While you may have everything going for you in your professional life, fear can be the one chink in your armour that means failure rather than success.
Of course, fear isn’t always a bad thing. It’s that which keeps us on our toes in many situations that require us to be really switched on. So when do you know your fear has become counterproductive? What can you do about it?
What are you scared of?
Perhaps the most common career fear is a fear of failure. Most of us experience this at various points in our lives, it’s pretty normal, – after all, we generally prefer to succeed in life than fail. However, a fear of failure has the potential to become so crippling that progress in your career is stunted. It can be easy to become bedded into your comfort zone, making the prospect of stepping outside it a frightening one. Giving into this fear will mean you pass up opportunities that could take you further in your professional life.
So how do you deal with a fear of failure?
Don’t be afraid to make a mistake
A great habit to get into is to embrace your mistakes. Get into the right mindset about them – they happen, everyone makes them from time to time, you are not infallible and no one expects you to be, not even your boss. However, when mistakes happen, own them – fix the problem, learn from it and move on. You’ll soon find that they aren’t nearly as frightening as you thought. Some of the greatest successes have been borne out of huge mistakes. That’s not to say you shouldn’t be careful, especially in sensitive tasks, but don’t let the fear of making a mistake preoccupy you.
Don’t be afraid to ask for help
The prospect of asking for help makes many people feel that they’re presenting themselves as incompetent. Asking for help does not mean you’re incapable of doing your job. It does not mean you’re a weak link in the company. It simply means you could do with a hand.

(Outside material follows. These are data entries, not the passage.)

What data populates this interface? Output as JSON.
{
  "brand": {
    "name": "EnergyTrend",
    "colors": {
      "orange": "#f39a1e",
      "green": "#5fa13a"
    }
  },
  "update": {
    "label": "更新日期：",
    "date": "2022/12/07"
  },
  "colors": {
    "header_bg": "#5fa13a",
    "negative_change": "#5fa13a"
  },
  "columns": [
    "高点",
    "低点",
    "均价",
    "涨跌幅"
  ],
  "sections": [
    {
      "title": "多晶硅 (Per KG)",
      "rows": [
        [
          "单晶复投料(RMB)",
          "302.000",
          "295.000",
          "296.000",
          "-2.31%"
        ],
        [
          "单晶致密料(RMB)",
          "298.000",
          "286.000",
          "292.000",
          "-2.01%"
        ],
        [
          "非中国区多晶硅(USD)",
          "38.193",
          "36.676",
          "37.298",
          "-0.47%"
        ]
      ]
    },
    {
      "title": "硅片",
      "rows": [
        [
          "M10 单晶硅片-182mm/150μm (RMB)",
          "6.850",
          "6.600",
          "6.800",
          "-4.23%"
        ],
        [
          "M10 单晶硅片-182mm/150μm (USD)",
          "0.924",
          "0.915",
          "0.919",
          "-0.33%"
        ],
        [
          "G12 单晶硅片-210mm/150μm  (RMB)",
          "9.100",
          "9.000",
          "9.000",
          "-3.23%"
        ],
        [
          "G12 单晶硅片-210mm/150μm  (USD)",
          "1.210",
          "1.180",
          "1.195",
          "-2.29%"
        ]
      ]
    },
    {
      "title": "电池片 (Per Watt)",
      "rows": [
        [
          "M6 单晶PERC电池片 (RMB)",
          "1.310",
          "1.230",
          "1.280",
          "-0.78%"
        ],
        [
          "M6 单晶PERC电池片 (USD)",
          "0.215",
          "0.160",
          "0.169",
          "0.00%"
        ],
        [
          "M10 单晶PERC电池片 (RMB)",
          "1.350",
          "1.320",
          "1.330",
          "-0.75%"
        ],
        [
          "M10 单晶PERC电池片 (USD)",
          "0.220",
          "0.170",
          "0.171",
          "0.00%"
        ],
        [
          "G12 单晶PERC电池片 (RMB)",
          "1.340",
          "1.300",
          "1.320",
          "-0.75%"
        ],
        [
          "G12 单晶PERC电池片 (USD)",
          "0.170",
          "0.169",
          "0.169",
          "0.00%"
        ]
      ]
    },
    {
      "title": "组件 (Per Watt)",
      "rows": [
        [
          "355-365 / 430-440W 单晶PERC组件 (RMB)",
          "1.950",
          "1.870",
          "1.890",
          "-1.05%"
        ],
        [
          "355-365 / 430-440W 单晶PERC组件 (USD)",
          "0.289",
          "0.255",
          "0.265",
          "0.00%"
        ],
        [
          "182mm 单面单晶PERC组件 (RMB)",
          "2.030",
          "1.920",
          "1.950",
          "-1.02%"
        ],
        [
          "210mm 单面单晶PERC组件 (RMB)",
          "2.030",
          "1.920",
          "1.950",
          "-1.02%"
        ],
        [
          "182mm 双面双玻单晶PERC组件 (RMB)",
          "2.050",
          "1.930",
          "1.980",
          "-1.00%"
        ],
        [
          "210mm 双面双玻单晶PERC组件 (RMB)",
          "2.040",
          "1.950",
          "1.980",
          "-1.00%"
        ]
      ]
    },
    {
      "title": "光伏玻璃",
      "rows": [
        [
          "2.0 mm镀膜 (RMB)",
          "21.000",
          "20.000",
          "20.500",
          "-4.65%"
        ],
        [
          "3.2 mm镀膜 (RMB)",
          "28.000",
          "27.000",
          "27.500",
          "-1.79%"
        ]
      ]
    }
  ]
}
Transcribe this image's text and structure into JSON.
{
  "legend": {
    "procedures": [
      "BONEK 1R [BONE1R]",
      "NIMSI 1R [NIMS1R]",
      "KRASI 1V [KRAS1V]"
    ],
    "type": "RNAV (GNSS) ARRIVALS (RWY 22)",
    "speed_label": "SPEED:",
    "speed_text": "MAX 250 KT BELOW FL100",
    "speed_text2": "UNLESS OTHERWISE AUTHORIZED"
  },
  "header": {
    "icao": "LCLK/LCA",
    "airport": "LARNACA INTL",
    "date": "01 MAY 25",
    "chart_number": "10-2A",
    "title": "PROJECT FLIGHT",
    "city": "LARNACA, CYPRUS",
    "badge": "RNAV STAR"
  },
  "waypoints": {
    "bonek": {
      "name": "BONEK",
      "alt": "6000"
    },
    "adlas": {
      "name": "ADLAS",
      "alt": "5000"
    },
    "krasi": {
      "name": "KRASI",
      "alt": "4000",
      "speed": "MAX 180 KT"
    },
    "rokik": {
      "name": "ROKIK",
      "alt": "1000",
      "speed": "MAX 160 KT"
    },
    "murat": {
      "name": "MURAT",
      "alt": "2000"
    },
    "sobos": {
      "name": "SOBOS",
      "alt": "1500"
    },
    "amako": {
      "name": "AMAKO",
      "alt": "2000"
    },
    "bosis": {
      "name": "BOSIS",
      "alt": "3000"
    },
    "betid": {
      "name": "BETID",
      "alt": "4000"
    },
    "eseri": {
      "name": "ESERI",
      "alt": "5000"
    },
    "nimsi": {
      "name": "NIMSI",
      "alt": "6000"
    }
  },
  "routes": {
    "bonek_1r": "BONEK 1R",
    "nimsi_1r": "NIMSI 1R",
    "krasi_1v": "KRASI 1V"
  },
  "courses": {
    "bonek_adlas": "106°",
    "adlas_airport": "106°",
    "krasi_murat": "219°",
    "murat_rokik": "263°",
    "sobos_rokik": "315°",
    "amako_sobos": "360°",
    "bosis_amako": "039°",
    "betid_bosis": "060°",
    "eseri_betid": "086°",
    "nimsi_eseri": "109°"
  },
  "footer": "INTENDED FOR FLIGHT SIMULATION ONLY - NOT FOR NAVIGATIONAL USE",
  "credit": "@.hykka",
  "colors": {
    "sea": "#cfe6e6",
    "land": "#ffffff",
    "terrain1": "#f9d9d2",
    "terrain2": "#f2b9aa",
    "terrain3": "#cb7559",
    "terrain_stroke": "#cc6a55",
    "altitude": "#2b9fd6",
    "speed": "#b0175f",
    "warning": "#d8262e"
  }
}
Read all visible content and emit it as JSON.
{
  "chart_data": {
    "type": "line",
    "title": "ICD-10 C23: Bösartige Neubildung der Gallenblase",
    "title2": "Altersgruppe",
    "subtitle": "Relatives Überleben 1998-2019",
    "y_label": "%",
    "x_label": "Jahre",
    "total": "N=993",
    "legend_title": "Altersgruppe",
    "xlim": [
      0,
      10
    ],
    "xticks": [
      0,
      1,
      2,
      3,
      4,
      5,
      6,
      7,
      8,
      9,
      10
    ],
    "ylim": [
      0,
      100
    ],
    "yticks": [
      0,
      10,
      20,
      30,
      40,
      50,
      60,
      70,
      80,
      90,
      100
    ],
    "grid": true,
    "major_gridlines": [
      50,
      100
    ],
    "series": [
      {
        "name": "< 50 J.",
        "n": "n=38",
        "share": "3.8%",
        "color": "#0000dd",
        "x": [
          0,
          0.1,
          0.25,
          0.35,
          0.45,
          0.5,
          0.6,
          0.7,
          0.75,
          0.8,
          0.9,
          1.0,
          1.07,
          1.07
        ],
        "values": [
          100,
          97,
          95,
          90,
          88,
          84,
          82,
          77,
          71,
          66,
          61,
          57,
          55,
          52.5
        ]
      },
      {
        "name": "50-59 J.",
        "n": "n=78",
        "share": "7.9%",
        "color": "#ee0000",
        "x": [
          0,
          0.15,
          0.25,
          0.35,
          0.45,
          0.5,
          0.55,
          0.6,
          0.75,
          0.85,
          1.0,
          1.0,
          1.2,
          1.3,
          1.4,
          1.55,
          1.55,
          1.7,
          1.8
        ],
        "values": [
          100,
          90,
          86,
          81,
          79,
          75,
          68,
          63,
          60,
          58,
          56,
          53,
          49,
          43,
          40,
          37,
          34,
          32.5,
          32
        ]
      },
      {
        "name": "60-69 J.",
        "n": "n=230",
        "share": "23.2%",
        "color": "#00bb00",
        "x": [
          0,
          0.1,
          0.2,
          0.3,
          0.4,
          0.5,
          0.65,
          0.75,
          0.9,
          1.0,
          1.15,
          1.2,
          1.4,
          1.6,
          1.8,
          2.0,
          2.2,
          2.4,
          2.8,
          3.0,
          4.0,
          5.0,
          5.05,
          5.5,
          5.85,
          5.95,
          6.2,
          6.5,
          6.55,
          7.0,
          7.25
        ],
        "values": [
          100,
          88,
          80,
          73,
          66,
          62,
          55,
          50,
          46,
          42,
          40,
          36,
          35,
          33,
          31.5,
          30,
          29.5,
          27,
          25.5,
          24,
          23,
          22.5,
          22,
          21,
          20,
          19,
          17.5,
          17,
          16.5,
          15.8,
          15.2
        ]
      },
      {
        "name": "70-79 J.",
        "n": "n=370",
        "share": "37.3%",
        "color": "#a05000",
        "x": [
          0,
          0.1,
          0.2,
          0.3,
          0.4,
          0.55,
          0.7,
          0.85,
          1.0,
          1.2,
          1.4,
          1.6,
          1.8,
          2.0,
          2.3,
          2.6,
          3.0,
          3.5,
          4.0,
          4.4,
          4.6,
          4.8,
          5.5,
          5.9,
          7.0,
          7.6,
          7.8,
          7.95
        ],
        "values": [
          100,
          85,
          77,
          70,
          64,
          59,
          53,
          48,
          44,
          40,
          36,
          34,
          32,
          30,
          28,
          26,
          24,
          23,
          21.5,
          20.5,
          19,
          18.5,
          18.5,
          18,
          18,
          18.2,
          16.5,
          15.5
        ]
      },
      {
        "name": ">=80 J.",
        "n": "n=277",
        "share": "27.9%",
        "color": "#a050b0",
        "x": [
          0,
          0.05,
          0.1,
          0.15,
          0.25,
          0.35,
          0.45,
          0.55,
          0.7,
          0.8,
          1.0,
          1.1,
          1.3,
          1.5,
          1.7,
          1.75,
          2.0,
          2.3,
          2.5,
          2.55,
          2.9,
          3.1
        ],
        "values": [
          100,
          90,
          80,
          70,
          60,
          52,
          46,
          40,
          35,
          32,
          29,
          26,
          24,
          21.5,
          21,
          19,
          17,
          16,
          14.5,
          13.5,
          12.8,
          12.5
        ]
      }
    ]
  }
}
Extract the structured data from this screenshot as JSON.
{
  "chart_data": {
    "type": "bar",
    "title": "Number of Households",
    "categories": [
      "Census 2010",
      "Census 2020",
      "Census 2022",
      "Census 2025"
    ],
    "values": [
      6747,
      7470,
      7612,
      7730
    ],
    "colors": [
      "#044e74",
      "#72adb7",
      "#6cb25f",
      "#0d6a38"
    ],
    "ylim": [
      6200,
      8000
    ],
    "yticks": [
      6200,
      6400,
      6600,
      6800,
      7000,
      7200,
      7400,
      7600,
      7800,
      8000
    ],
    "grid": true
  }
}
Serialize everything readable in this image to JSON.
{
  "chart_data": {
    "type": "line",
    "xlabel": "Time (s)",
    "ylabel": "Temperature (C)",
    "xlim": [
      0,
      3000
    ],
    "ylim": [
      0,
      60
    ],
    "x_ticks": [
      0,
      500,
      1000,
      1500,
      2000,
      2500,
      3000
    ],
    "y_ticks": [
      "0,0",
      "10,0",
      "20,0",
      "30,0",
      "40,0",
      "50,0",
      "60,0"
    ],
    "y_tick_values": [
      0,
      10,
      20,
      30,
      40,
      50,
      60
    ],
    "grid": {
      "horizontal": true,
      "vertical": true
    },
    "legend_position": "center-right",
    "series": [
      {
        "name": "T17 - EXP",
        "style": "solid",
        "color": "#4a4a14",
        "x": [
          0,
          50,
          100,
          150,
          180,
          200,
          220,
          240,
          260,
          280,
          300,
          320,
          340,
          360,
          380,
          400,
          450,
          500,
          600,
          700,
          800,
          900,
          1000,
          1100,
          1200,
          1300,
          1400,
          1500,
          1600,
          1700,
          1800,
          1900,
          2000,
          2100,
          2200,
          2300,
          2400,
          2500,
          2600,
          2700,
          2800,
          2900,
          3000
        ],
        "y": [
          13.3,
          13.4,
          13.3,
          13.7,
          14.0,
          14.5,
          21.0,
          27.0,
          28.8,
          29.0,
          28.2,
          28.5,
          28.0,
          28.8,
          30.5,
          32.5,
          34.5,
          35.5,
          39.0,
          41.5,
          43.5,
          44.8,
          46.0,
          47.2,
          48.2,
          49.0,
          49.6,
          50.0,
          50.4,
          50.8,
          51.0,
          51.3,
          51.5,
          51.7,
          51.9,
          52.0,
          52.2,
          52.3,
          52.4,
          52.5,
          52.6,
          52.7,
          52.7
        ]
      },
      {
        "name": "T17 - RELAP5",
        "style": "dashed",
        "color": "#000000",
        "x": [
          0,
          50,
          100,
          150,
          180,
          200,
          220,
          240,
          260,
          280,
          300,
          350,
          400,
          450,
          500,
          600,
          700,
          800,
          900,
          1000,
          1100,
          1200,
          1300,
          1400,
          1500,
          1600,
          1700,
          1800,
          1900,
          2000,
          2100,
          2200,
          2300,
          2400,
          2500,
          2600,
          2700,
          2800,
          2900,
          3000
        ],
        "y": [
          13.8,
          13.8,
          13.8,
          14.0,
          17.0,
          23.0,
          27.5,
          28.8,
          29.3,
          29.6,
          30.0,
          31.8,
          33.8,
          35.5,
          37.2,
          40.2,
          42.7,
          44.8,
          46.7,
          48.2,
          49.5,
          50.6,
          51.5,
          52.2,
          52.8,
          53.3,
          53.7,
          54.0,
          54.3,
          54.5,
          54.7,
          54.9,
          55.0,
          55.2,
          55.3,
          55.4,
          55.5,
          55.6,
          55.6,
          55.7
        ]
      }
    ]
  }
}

Think about many people have come to you during your working life and asked for help with something. Did you immediately see them as incompetent? No. They were just asking for some help from a valued colleague and it probably made you feel pretty good about yourself. Asking for help and providing help is a very positive exchange in the workplace. You work as part of a team when you belong to a company, so take advantage of that fact – help others when they need it and lean back on them when you could do with some help yourself.
Don’t be afraid to say no
A pretty surefire way to risk coming unstuck at work and making a lot of your fears become reality is to bite off more than you can chew. Sometimes, this means you need to decline to do work that someone has asked you to. This can be difficult when someone of seniority is the one with the request. They’re important, so you may feel obliged to say yes, but what if you genuinely have no time to do the extra work they’re asking of you? This may be a time you need to say no, but make sure to do it the right way. Don’t give an outright ‘no’. Explain your position – tell them why you’d struggle to get it done. You might not get out of it completely, but maybe the deadline can stretch or someone else can take on some of it as well as you. If you level with whoever is asking, there won’t be any bad feeling about having declined, so don’t be afraid to do just that.
Career fear can be a huge obstacle to progressing professionally, so take control of it and don’t let it hold you back.